Hoje a nossa já tradicional seção do Ouro de Tolo será um pouquinho diferente. Através de dois sambas e três desfiles, farei uma homenagem e uma reverência ao maior presidente da história da minha Portela, Natalino José do Nascimento, o Natal da Portela (1905-1975).

Natal foi homenageado pela primeira vez no carnaval portelense de 1984, “Contos de Areia” – vídeo acima. O enredo era uma homenagem a três baluartes da escola: Natal, Paulo da Portela e Clara Nunes, relacionados, respectivamente, a Oxóssi, Oranian e Yansã.

A sinopse dos carnavalescos Edmundo Braga e Paulino Espírito Santo era bem clara:

“Portela – Cantando sua gente falamos de você !

… e estava escrito. Quando o beato Padre Anchieta escreveu o poema sobre a virgem santíssima nas areias da beira mar, estava sem dúvida compondo também um canto de louvor a Yemanjá, pois nessa terra o sincretismo religioso e a miscigenação já eram uma decisão do criador.

Com os negros cativos no banzo da saudade, viajaram nos caminhos do medo e da humilhação os orixás mais temíveis e amados para renascerem em terra casta nos filhos dos seus filhos, e na dinastia de “Reis Negros” para serem perpetuados em ritos-mitos e dengos. E hoje mesmo que as águas das marés do tempo cubram de espuma o mito de cada um de nós escrito nas areias da praia gravado ficará para sempre na memória dos espaços infinitos os nossos CONTOS DE AREIA.

ABERTURA

Se a lenda é irreal e a história tradição, nada mais lógico que seja a Bahia o cenário da intimidade entre homens e Deuses porque a velha Bahia é….
… o berço da história
… a terras das lendas
… a tendas dos Orixás
… o santuário dos Deuses Negros

MOMENTO I

1º Conto
De como Oranian, Orixá Negro por designo de Olorun, senhor da vida e da morte, criou do nada com seu manto azul o céu, o mar, a terra.

1º Mito
De como um sambista influenciado por Oranian criou do nada o riso, a amizade, a beleza em azul e branco: a Portela.

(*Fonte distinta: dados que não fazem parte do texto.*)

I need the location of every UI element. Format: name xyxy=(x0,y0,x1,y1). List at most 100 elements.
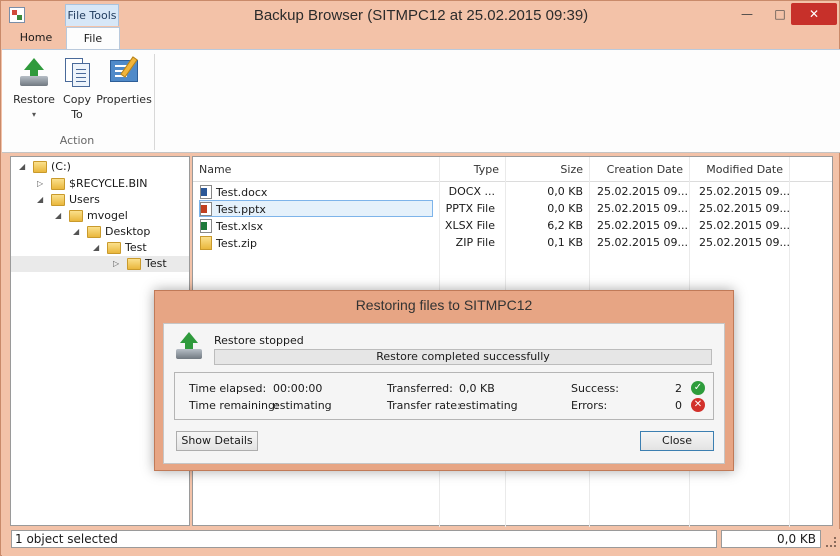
folder-icon xyxy=(33,161,47,173)
time-remaining-value: estimating xyxy=(273,399,332,412)
copy-label-line1: Copy xyxy=(63,93,91,106)
restore-statistics: Time elapsed: 00:00:00 Time remaining: e… xyxy=(174,372,714,420)
table-row[interactable]: Test.zip ZIP File 0,1 KB 25.02.2015 09..… xyxy=(193,234,832,251)
properties-icon xyxy=(108,56,140,88)
tree-item-desktop[interactable]: ◢ Desktop xyxy=(73,224,150,240)
file-name: Test.docx xyxy=(216,186,268,199)
folder-icon xyxy=(107,242,121,254)
properties-label: Properties xyxy=(96,93,152,106)
restore-label: Restore xyxy=(13,93,55,106)
file-name: Test.xlsx xyxy=(216,220,263,233)
tree-item-label: $RECYCLE.BIN xyxy=(69,177,148,190)
file-size: 0,1 KB xyxy=(547,236,583,249)
file-modified-date: 25.02.2015 09... xyxy=(699,219,790,232)
tree-item-label: Test xyxy=(125,241,147,254)
time-remaining-label: Time remaining: xyxy=(189,399,279,412)
tree-item-label: Test xyxy=(145,257,167,270)
folder-icon xyxy=(51,194,65,206)
close-button[interactable]: Close xyxy=(640,431,714,451)
restore-icon xyxy=(18,56,50,88)
time-elapsed-value: 00:00:00 xyxy=(273,382,323,395)
restore-icon xyxy=(176,332,210,364)
ribbon-tabs: Home File xyxy=(2,27,840,50)
file-size: 6,2 KB xyxy=(547,219,583,232)
close-window-button[interactable]: ✕ xyxy=(791,3,837,25)
tree-item-drive-c[interactable]: ◢ (C:) xyxy=(19,159,71,175)
status-size-text: 0,0 KB xyxy=(721,530,821,548)
file-type: ZIP File xyxy=(455,236,495,249)
column-header-name[interactable]: Name xyxy=(193,157,439,182)
minimize-button[interactable]: — xyxy=(731,3,763,25)
restore-button[interactable]: Restore ▾ xyxy=(10,56,58,122)
file-list-header: Name Type Size Creation Date Modified Da… xyxy=(193,157,832,182)
transfer-rate-value: estimating xyxy=(459,399,518,412)
expand-icon[interactable]: ◢ xyxy=(55,208,67,224)
copy-icon xyxy=(61,56,93,88)
tab-home[interactable]: Home xyxy=(10,27,62,49)
file-modified-date: 25.02.2015 09... xyxy=(699,185,790,198)
file-size: 0,0 KB xyxy=(547,202,583,215)
tree-item-label: Users xyxy=(69,193,100,206)
file-modified-date: 25.02.2015 09... xyxy=(699,202,790,215)
copy-to-button[interactable]: Copy To xyxy=(60,56,94,122)
tree-item-label: Desktop xyxy=(105,225,151,238)
expand-icon[interactable]: ▷ xyxy=(37,176,49,192)
file-name: Test.zip xyxy=(216,237,257,250)
success-check-icon: ✓ xyxy=(691,381,705,395)
tree-item-test-selected[interactable]: ▷ Test xyxy=(11,256,189,272)
transfer-rate-label: Transfer rate: xyxy=(387,399,461,412)
dialog-body: Restore stopped Restore completed succes… xyxy=(163,323,725,464)
table-row[interactable]: Test.docx DOCX ... 0,0 KB 25.02.2015 09.… xyxy=(193,183,832,200)
chevron-down-icon[interactable]: ▾ xyxy=(10,107,58,122)
folder-icon xyxy=(127,258,141,270)
success-count: 2 xyxy=(675,382,682,395)
file-creation-date: 25.02.2015 09... xyxy=(597,236,688,249)
errors-label: Errors: xyxy=(571,399,608,412)
column-header-modified-date[interactable]: Modified Date xyxy=(689,157,789,182)
restore-state-text: Restore stopped xyxy=(214,334,304,347)
file-type: PPTX File xyxy=(445,202,495,215)
expand-icon[interactable]: ▷ xyxy=(113,256,125,272)
ribbon-group-divider xyxy=(154,54,155,150)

O ABC de Paulo Benjamin de Oliveira (Paulo da Portela)

MOMENTO II

2º Conto
De como o Rei Keto-Oxóssi, zelador dos homens e bichos, dominou os espaços verdes, campos e cerrados para que a criação perpetuasse nas glórias de Orum.

2º Mito
De como um sambista influenciado por Oxóssi um Deus Negro, forjou e perpetuou o Santuário do Samba – A Portela. Dono de bicho, amigos dos homens, sambista de fé…. O ABC de Natalino José do Nascimento (Natal)

MOMENTO III

3º Conto
De como Oiá Yansã, Orixá Rainha Guerreira – deusa dos homens – soberana dos Eguns, bailou nos ventos e rasgou o tempo, tecendo com o jogo dos céus acordes de glórias e brandos de luta.

3º Mito
De como uma sambista da mais pura tradição mestiça, deusa do branco amor e paz, fulgor azul dos raios da guerra, cantou as tradições, glórias e hinos de luta da sua escola Portela.

MOMENTO IV

FINAL – PORTELA NA AVENIDA
Razão única deste enredo

E no Panteão Azul e Branco, Portela e outros deuses negros se fizeram presentes para que incorporados em seus súditos formassem a constelação fulgurante das estrelas gloriosas.
Águias de ouro de brados e luta.
Águias de prata de luz e paz.
No azul a homenagem viva dos que aplaudem os que agora na Avenida desfilam.
No branco a glória eterna aos que nas saudades nos guiam.
Para que hoje fosse o exemplo do passado e que no futuro cada um de nós tenha gravado na memória dos tempos.
Nossos feitos – nossas glórias – nossos CONTOS DE AREIA !

(Fonte: Galeria do Samba)

A Portela desfilou já na manhã de segunda feira de carnaval daquele 1984, estréia do Sambódromo, com 5.000 declarados componentes. Reza a lenda de que, enquanto os primeiros desfilantes já deixavam a dispersão, ainda haviam alas em frente ao prédio dos Correios aguardando a sua vez de passar pela avenida, tamanho o gigantismo da Portela.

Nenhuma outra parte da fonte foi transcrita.